Metro 2033

Ausradiert, aufgemotzt und verbessert

Schmerzverzerrte Schreie hallen durch den Tunnel. Jemand leidet, stirbt. Immer und immer wieder. Lichter zucken durch den Tunnel, beleuchten die vermoderten Wände, das Wasser, das sich in brackigen Pfützen sammelt. Dann das Wrack einer entgleisten U-Bahn. Eingedrückte Fenster, Rost, der sich über das verdrehte Metall ausbreitet, und lodernde Flammen. Dunkle, seltsam stoffliche Schatten huschen über den Boden, kriechen die Wände entlang. Doch dort, wo der passende Junge stehen sollte, ist nichts.

All die Angst, die Schmerzen und das Leiden haben sich verselbstständigt, wurden an dem Ort des Todes gebunden. Eifersüchtig auf die Lebenden. Tödlich, wenn man sie berührt. Und Artyom mitten drin. Angetrieben von seinem neuen Begleiter Khan, versucht er diesem Horror zu entkommen. Hält an, wenn ihn sein Führer dazu auffordert, rennt, wenn ihm das Böse auf den Fersen ist. Spannung pur, wenn es draußen dunkel ist, das Haus schläft und nur ein zartes Wimmern aus den Boxen kommt. Kurz: Dort, wo die letzte Vorschauversion aufgehört hat, geht es beim zweiten Durchgang packend weiter.

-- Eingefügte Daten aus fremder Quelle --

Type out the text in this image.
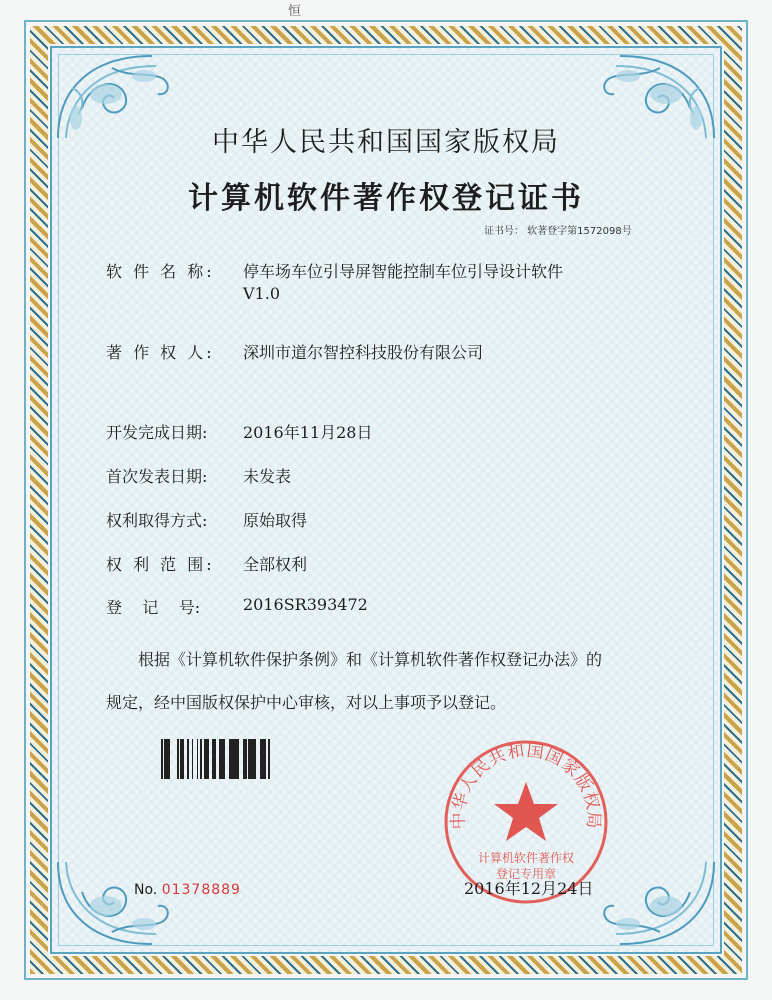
恒
中华人民共和国国家版权局
计算机软件著作权登记证书
证书号： 软著登字第1572098号
软 件 名 称:	停车场车位引导屏智能控制车位引导设计软件
V1.0
著 作 权 人:	深圳市道尔智控科技股份有限公司
开发完成日期:	2016年11月28日
首次发表日期:	未发表
权利取得方式:	原始取得
权 利 范 围:	全部权利
登    记    号:	2016SR393472
根据《计算机软件保护条例》和《计算机软件著作权登记办法》的
规定，经中国版权保护中心审核，对以上事项予以登记。
No. 01378889
中华人民共和国国家版权局
计算机软件著作权
登记专用章
2016年12月24日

Erneut in die Welt von Metro 2033. Die Zeit: Das Jahr 2033, 14 Jahre nach dem alles vernichtenden Atomkrieg. Der Ort: Das gewaltige U-Bahn-Netz unter Moskau, der zerstörten russischen Metropole, die durch Bomben zerfetzt und für Jahrhunderte verstrahlt wurde. Die Hauptperson: Der junge Roman-Held Artyom, der von seinem Stiefvater vor einer gewaltigen Rattenhorde gerettet wurde. Seine Eltern zerfetzt, zerbissen und aufgefressen. Sein Leben ein ständiger Kampf ums Überleben. Bedroht von mutierten Tieren, Hunger und den Schwarzen. Einer neuen, übermenschlichen Rasse voller Schrecken und Geheimnisse.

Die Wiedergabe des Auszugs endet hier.